Prezados Editores,
Os resultados do artigo de Borges et al.,1 intitulado ‘Câncer de tireoide no Brasil: estudo descritivo dos casos informados pelos registros hospitalares de câncer, 2000-2016’, publicado no fascículo 4 do volume 29 da RESS, mostram as potencialidades dos registros hospitalares de câncer (RHC) no delineamento de perfis de diagnóstico e tratamento do paciente com neoplasia de tireoide no Brasil; e também deixam transparecer as fragilidades desse sistema, implantado na rede de atenção ao paciente oncológico habilitada pelo Sistema Único de Saúde (SUS).
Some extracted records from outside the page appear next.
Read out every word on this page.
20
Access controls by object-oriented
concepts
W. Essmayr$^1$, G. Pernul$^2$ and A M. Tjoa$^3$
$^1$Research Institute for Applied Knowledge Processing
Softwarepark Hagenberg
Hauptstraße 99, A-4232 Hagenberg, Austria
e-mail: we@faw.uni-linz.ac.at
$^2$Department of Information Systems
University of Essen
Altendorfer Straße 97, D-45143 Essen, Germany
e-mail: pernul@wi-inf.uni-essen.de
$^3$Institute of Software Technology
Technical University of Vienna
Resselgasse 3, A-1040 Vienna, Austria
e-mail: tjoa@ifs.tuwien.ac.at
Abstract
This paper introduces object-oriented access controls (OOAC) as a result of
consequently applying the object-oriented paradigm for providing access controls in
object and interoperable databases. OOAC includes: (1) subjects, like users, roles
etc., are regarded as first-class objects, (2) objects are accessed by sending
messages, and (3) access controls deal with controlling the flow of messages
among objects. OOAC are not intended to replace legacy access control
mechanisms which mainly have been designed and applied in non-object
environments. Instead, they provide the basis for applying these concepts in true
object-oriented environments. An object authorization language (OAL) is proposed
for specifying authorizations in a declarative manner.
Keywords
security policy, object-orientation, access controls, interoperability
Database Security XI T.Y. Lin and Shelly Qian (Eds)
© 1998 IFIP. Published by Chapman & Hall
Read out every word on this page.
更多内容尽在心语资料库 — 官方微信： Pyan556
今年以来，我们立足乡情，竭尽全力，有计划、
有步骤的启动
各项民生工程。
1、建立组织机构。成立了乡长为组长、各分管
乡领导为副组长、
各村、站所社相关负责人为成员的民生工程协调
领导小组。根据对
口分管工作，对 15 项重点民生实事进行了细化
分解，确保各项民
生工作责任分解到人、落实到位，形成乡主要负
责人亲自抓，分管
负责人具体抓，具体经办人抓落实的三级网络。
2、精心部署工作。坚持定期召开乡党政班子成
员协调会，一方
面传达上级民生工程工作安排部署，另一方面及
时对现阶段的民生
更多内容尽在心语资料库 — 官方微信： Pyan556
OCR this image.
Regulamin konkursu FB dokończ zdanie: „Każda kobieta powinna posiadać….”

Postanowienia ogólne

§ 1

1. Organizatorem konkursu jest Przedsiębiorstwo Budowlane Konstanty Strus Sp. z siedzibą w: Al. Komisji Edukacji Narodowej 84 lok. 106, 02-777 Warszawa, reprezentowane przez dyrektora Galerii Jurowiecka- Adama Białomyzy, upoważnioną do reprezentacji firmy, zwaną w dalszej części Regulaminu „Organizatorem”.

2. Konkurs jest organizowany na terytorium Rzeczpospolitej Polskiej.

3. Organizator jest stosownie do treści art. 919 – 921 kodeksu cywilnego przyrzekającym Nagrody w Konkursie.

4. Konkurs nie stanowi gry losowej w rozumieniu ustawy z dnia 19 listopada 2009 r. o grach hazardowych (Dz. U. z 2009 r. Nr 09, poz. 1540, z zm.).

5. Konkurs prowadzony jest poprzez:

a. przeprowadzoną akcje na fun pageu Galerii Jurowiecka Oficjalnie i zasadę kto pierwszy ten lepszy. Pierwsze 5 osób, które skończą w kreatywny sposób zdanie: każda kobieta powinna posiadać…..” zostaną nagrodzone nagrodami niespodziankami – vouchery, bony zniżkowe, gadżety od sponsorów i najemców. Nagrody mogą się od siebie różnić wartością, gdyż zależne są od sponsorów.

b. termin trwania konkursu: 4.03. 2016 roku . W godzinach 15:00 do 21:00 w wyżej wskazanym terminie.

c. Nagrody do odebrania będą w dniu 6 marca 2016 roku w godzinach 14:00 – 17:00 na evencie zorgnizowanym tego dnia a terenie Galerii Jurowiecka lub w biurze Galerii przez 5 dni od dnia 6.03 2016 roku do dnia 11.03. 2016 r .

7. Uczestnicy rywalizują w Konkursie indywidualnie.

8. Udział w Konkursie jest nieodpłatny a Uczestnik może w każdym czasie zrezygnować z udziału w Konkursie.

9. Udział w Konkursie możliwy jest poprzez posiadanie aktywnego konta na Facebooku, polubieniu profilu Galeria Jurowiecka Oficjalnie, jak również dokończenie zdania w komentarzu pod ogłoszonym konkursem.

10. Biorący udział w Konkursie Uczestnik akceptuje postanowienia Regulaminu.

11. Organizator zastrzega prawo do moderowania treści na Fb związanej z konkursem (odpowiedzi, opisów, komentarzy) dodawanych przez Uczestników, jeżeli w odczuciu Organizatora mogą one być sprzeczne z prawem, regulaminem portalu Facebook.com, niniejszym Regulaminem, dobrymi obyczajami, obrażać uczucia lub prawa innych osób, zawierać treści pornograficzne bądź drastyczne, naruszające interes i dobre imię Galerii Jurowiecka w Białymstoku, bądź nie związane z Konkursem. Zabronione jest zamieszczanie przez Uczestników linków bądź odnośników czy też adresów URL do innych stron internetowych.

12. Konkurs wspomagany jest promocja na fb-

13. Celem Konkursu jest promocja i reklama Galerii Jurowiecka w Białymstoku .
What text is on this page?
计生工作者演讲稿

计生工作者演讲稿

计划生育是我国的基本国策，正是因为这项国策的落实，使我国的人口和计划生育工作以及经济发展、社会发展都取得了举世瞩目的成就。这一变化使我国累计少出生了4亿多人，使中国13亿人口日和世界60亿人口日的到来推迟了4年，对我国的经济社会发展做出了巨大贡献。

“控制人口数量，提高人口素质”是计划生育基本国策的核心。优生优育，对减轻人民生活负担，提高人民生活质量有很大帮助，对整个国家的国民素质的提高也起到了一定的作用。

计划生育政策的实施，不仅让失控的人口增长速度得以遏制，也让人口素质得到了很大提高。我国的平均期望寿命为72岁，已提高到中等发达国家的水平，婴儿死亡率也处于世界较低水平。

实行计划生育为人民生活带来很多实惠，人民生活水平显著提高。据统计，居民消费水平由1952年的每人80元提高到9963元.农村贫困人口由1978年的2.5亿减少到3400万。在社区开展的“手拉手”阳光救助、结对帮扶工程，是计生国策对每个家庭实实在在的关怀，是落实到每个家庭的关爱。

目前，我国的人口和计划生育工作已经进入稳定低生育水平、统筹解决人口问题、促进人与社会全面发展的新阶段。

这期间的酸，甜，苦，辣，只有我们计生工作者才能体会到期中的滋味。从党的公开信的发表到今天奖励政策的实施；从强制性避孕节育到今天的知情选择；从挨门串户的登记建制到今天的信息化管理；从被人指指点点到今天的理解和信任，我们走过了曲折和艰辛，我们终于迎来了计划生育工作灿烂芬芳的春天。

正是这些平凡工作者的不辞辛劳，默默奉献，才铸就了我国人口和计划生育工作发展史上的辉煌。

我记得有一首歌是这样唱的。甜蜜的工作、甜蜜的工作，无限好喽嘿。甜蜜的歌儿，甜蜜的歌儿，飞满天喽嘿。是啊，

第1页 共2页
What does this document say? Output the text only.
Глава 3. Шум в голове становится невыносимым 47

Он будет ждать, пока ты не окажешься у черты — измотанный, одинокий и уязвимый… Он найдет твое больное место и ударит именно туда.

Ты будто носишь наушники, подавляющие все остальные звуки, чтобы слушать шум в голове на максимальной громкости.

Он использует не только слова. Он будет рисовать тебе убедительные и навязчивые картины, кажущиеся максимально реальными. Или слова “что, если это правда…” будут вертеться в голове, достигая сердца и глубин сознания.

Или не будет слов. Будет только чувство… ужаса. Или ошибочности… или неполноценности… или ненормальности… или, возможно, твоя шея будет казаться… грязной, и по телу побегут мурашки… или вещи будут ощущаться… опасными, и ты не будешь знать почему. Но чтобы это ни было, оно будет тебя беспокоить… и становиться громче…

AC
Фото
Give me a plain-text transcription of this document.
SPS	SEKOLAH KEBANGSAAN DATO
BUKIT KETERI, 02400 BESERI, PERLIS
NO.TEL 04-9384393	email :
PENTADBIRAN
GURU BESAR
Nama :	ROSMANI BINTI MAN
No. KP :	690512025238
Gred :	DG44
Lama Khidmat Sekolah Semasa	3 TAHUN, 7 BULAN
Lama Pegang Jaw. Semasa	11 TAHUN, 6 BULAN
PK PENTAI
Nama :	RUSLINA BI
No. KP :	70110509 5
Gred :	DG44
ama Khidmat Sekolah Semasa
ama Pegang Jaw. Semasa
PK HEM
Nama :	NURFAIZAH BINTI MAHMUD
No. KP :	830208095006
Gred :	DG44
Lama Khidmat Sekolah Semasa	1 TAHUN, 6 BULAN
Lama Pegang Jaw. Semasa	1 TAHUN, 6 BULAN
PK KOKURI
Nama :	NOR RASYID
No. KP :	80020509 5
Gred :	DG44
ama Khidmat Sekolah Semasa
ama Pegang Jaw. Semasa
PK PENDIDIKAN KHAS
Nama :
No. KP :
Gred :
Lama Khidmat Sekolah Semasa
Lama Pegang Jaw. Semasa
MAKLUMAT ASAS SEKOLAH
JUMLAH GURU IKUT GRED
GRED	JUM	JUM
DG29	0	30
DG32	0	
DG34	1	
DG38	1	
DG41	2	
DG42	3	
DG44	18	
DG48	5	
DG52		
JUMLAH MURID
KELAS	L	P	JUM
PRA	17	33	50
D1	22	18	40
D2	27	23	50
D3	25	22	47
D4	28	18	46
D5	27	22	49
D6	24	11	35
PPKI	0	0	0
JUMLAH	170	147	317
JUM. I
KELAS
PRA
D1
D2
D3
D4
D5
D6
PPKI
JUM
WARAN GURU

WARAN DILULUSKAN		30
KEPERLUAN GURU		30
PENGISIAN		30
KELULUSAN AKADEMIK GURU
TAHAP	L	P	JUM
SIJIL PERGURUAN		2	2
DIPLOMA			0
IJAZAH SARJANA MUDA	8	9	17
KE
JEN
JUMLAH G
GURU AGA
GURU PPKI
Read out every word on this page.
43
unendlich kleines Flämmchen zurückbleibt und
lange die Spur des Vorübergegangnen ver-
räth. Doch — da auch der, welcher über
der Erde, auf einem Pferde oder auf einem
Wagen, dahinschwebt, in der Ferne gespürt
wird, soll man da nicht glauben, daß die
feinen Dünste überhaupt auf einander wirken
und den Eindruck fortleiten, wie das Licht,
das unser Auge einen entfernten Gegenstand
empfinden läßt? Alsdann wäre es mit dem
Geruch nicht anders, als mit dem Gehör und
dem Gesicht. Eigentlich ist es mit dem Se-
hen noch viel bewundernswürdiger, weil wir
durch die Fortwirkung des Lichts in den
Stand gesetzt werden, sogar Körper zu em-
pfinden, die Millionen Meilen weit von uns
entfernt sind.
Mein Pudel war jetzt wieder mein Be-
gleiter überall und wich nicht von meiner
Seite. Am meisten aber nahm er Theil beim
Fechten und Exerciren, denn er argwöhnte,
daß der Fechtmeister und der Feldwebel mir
Em consonância com a literatura nacional e internacional,2,3,4o referido estudo evidenciou aumento nos casos de câncer de tireoide no país, ainda que 3.482 casos (6,2%) tenham sido excluídos dos 56.394 potencialmente elegíveis por ausência da informação sobre tipo histológico. Os baixos percentuais de incompletude (<5%) das variáveis ‘sexo’, ‘idade’, ‘diagnóstico e tratamento anteriores’ e ‘Unidade da Federação’ de residência e de tratamento permitiram observar: (i) a maior razão de sexos; (ii) a distribuição etária e o tipo de tumor (45 a 55, 50 e 60 anos, para carcinoma diferenciado, medular e anaplásico, respectivamente); e (iii) a migração dos indivíduos em busca de atendimento como causa do atraso de seu tratamento.
No estudo, a elevada incompletude do estadiamento do tumor foi reduzida a 39,6%, utilizando-se a correlação entre o estadiamento e a TNM (em inglês, Classification of Malignant Tumors, ou Classificação de Tumores Malignos). O estadiamento do tumor é, reconhecidamente, a variável definidora do tratamento mais adequado e do prognóstico; entretanto, o método para redução utilizado no trabalho não é descrito com suficiente clareza, de maneira a permitir sua replicação.
Destaca-se, outrossim, que não há descrição, nos métodos do estudo, de como foi obtida a informação do tratamento de radioiodoterapia, uma vez que essa opção terapêutica não está disponível no RHC. Apenas a radioterapia é contemplada. Ao se considerarem as duas modalidades equivalentes, há o risco de interpretações inadequadas, por se tratar de terapias diversas, tanto no que se refere à indicação quanto às finalidades terapêuticas, ambas dependentes de variáveis e especificidades que diferem nos três grupos de tumores analisados.
Os autores do manuscrito ressaltam a necessidade do preenchimento adequado dos prontuários assistenciais, fontes de dados para planejamento, controle e avaliação da rede de atenção ao paciente oncológico, a que acrescentaríamos o fato de algumas das limitações observadas decorrerem de problemas nos RHCs. Poder-se-ia apontar, por exemplo, a necessidade de revisão da Ficha de Registro de Tumor, especialmente no que se refere a modalidades terapêuticas - no caso, das neoplasias de tireoide - e atualizações da classificação TNM, à medida de sua publicação.